Western Tidewater Regional Jail celebrated five inmates last Wednesday as they graduated from a 12-week Virginia Family and Fatherhood Initiative program called “Stronger Parents, Better Futures.”
This was the first time the program had been offered at Western Tidewater, and it was provided through a grant from the City of Portsmouth. The program was intended for inmates between the ages of 18 and 24 who have children.
“We want you to understand that just because you have a child doesn’t mean you are a parent,” said Ron Sharpe, director of inmate education programs. “A program like this is very special, and we want you to understand that. I am happy today for this graduation ceremony, and I congratulate you on this work.

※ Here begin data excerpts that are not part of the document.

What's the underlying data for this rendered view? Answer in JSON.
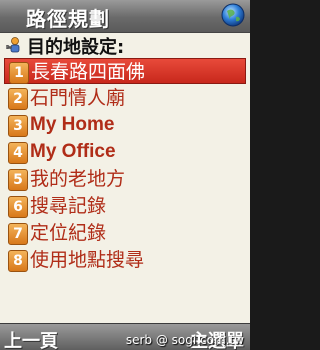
{
  "titlebar": {
    "title": "路徑規劃",
    "icon": "globe-icon"
  },
  "header": {
    "label": "目的地設定:",
    "icon": "person-key-icon"
  },
  "menu": {
    "items": [
      {
        "num": "1",
        "label": "長春路四面佛",
        "selected": true
      },
      {
        "num": "2",
        "label": "石門情人廟",
        "selected": false
      },
      {
        "num": "3",
        "label": "My Home",
        "selected": false
      },
      {
        "num": "4",
        "label": "My Office",
        "selected": false
      },
      {
        "num": "5",
        "label": "我的老地方",
        "selected": false
      },
      {
        "num": "6",
        "label": "搜尋記錄",
        "selected": false
      },
      {
        "num": "7",
        "label": "定位紀錄",
        "selected": false
      },
      {
        "num": "8",
        "label": "使用地點搜尋",
        "selected": false
      }
    ]
  },
  "softkeys": {
    "left": "上一頁",
    "right": "主選單"
  },
  "watermark": "serb @ sogi.com.tw",
  "colors": {
    "selected_bg": "#d8321f",
    "item_text": "#b02d18",
    "badge": "#e08a2a",
    "background": "#f3f1e6"
  }
}
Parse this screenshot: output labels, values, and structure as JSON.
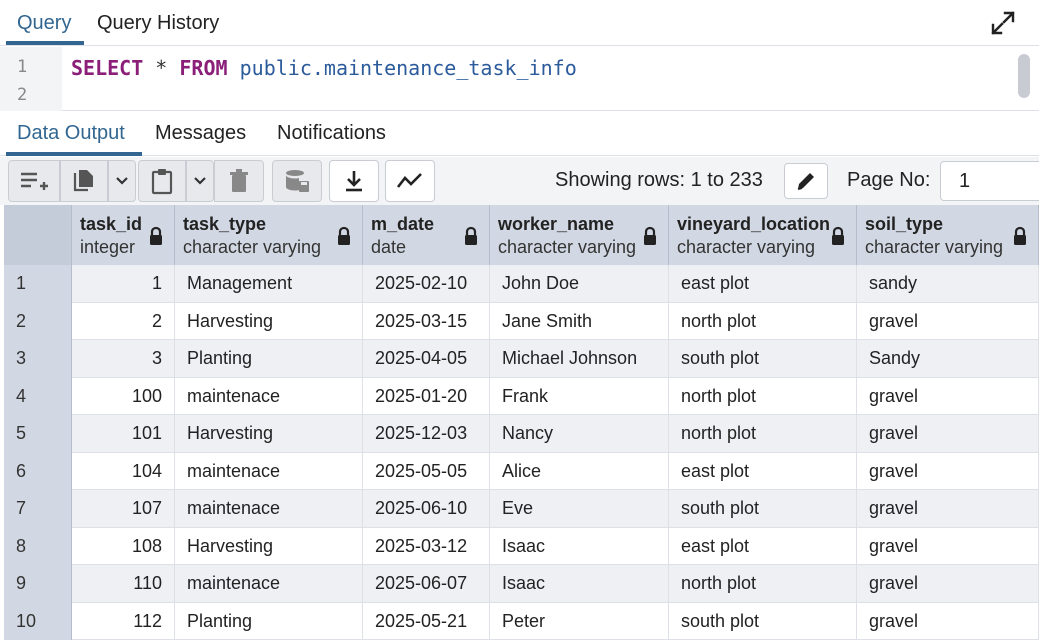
{
  "top_tabs": [
    "Query",
    "Query History"
  ],
  "editor": {
    "line_numbers": [
      "1",
      "2"
    ],
    "code": {
      "kw1": "SELECT",
      "op": "*",
      "kw2": "FROM",
      "ident": "public.maintenance_task_info"
    }
  },
  "output_tabs": [
    "Data Output",
    "Messages",
    "Notifications"
  ],
  "toolbar": {
    "rows_info": "Showing rows: 1 to 233",
    "page_label": "Page No:",
    "page_value": "1"
  },
  "table": {
    "columns": [
      {
        "name": "task_id",
        "type": "integer"
      },
      {
        "name": "task_type",
        "type": "character varying"
      },
      {
        "name": "m_date",
        "type": "date"
      },
      {
        "name": "worker_name",
        "type": "character varying"
      },
      {
        "name": "vineyard_location",
        "type": "character varying"
      },
      {
        "name": "soil_type",
        "type": "character varying"
      }
    ],
    "rows": [
      [
        "1",
        "1",
        "Management",
        "2025-02-10",
        "John Doe",
        "east plot",
        "sandy"
      ],
      [
        "2",
        "2",
        "Harvesting",
        "2025-03-15",
        "Jane Smith",
        "north  plot",
        "gravel"
      ],
      [
        "3",
        "3",
        "Planting",
        "2025-04-05",
        "Michael Johnson",
        "south plot",
        "Sandy"
      ],
      [
        "4",
        "100",
        "maintenace",
        "2025-01-20",
        "Frank",
        "north  plot",
        "gravel"
      ],
      [
        "5",
        "101",
        "Harvesting",
        "2025-12-03",
        "Nancy",
        "north  plot",
        "gravel"
      ],
      [
        "6",
        "104",
        "maintenace",
        "2025-05-05",
        "Alice",
        "east plot",
        "gravel"
      ],
      [
        "7",
        "107",
        "maintenace",
        "2025-06-10",
        "Eve",
        "south plot",
        "gravel"
      ],
      [
        "8",
        "108",
        "Harvesting",
        "2025-03-12",
        "Isaac",
        "east plot",
        "gravel"
      ],
      [
        "9",
        "110",
        "maintenace",
        "2025-06-07",
        "Isaac",
        "north  plot",
        "gravel"
      ],
      [
        "10",
        "112",
        "Planting",
        "2025-05-21",
        "Peter",
        "south plot",
        "gravel"
      ]
    ]
  },
  "colors": {
    "accent": "#326690",
    "keyword": "#8b1e78",
    "identifier": "#2b5b9b",
    "header_bg": "#d2d8e3"
  }
}
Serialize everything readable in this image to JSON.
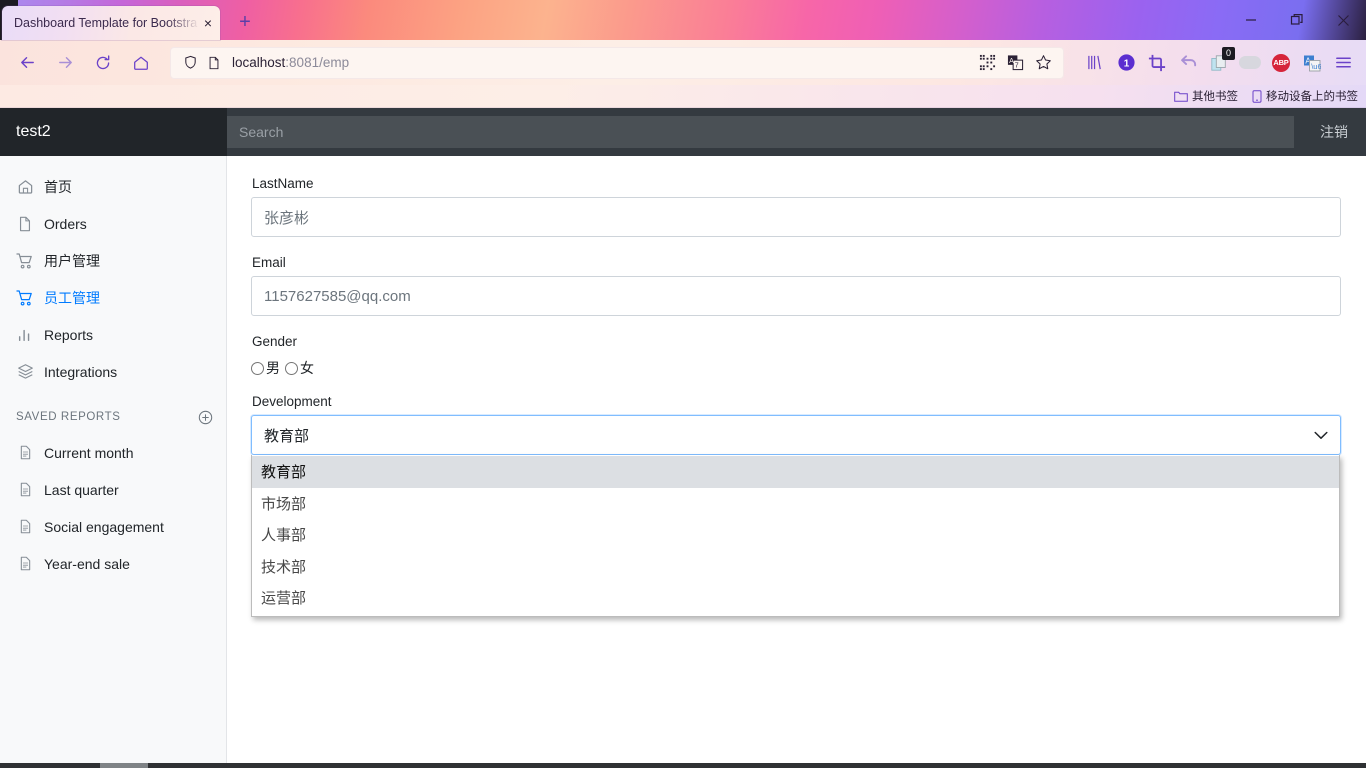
{
  "browser": {
    "tab": {
      "title": "Dashboard Template for Bootstra",
      "close_label": "×"
    },
    "newtab_label": "+",
    "window_controls": {
      "minimize": "—",
      "restore": "restore-icon",
      "close": "✕"
    },
    "nav": {
      "back_icon": "back-arrow-icon",
      "forward_icon": "forward-arrow-icon",
      "reload_icon": "reload-icon",
      "home_icon": "home-icon"
    },
    "url": {
      "host": "localhost",
      "rest": ":8081/emp"
    },
    "urlbar_icons": [
      "shield-icon",
      "page-icon",
      "qr-code-icon",
      "translate-icon",
      "bookmark-star-icon"
    ],
    "extensions": [
      {
        "name": "library-icon",
        "badge": ""
      },
      {
        "name": "counter-circle-icon",
        "badge": "1"
      },
      {
        "name": "crop-screenshot-icon",
        "badge": ""
      },
      {
        "name": "undo-arrow-icon",
        "badge": ""
      },
      {
        "name": "clipboard-icon",
        "badge": "0"
      },
      {
        "name": "pills-toggle-icon",
        "badge": ""
      },
      {
        "name": "adblock-plus-icon",
        "badge": "ABP"
      },
      {
        "name": "translate-extension-icon",
        "badge": ""
      },
      {
        "name": "app-menu-icon",
        "badge": ""
      }
    ],
    "bookmarks": [
      {
        "label": "其他书签",
        "icon": "folder-icon"
      },
      {
        "label": "移动设备上的书签",
        "icon": "mobile-icon"
      }
    ]
  },
  "app": {
    "brand": "test2",
    "search": {
      "value": "",
      "placeholder": "Search"
    },
    "logout_label": "注销",
    "colors": {
      "navbar": "#343a40",
      "brand_bg": "#212529",
      "search_bg": "#4a5055",
      "sidebar_bg": "#f8f9fa",
      "accent": "#007bff",
      "focus_border": "#80bdff"
    }
  },
  "sidebar": {
    "items": [
      {
        "label": "首页",
        "icon": "home-icon",
        "active": false
      },
      {
        "label": "Orders",
        "icon": "file-icon",
        "active": false
      },
      {
        "label": "用户管理",
        "icon": "shopping-cart-icon",
        "active": false
      },
      {
        "label": "员工管理",
        "icon": "shopping-cart-icon",
        "active": true
      },
      {
        "label": "Reports",
        "icon": "bar-chart-icon",
        "active": false
      },
      {
        "label": "Integrations",
        "icon": "layers-icon",
        "active": false
      }
    ],
    "section": {
      "title": "SAVED REPORTS",
      "add_icon": "plus-circle-icon"
    },
    "reports": [
      {
        "label": "Current month",
        "icon": "file-text-icon"
      },
      {
        "label": "Last quarter",
        "icon": "file-text-icon"
      },
      {
        "label": "Social engagement",
        "icon": "file-text-icon"
      },
      {
        "label": "Year-end sale",
        "icon": "file-text-icon"
      }
    ]
  },
  "form": {
    "lastname": {
      "label": "LastName",
      "value": "张彦彬"
    },
    "email": {
      "label": "Email",
      "value": "1157627585@qq.com"
    },
    "gender": {
      "label": "Gender",
      "options": [
        {
          "label": "男",
          "checked": false
        },
        {
          "label": "女",
          "checked": false
        }
      ]
    },
    "development": {
      "label": "Development",
      "value": "教育部",
      "open": true,
      "chevron_icon": "chevron-down-icon",
      "options": [
        {
          "label": "教育部",
          "selected": true
        },
        {
          "label": "市场部",
          "selected": false
        },
        {
          "label": "人事部",
          "selected": false
        },
        {
          "label": "技术部",
          "selected": false
        },
        {
          "label": "运营部",
          "selected": false
        }
      ]
    }
  }
}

The program was accessible to both mothers and fathers, and all five participants were so invested in the program that they completed the 12-week program in just six weeks. The women worked two hours a day twice a week and the men spent four hours on weekends working to complete the program.
“You could have just sat here and done nothing, but you are doing something to take care of your children,” said Superintendent Col. William Smith. “I hope you win something and tell others about it.”
The five participants had the opportunity to learn how to communicate better with their children during their incarceration and upon their release from prison. They were happy to have the opportunity to improve, and they also learned that the VFFI would reach out to their families to offer support to their children.
“This is not just the moment that we are helping you. It’s for two years, ”said VFFI coordinator Alicia Newman. “For two years you will see me. We’re here for you, if you don’t mind.
During their six weeks, inmates heard from family members about the help they received from VFFI staff. Some family members received supplies, rides and other supports for their children.
“It really relieved my mother and the mother of my child,” said Montrail Manley.
Manley has a 1 year old child.
Those who chose to participate were urged to do so by Newman and Sharpe, and each of them were more than happy they did.
“Sir. Sharpe and Ms. Alicia told me about it,” said Randi Creef. “My baby is everything, and they taught me how to deal with stress better.”
Creef has an 8 month old baby and feels better prepared to be a better mother after class.
Stress was a big part of the lessons, and each participant took the lessons to heart.
“They taught me how to communicate and how to maintain my stress level,” Shanquantae Garvin said. “We have learned a lot about understanding someone else’s emotions.”
Garvin has a 1 year old child.
Both male and female teachers let inmates be open and honest about their struggles as parents while incarcerated. Being open and honest gave them a better understanding of how to be parents inside and outside of prison.
“It’s a big step to make a change, and I just listened to Coach,” Manley said. “I learned to make better decisions and to co-parent better and to deal with different situations.”
Raqwon Hayes was the only participant with two children, a 1 year old and a 3 week old baby, and he was eager to participate to become a better father.
“These kids have blessed my life and I have learned to be a good father, a leader and a role model,” said Hayes.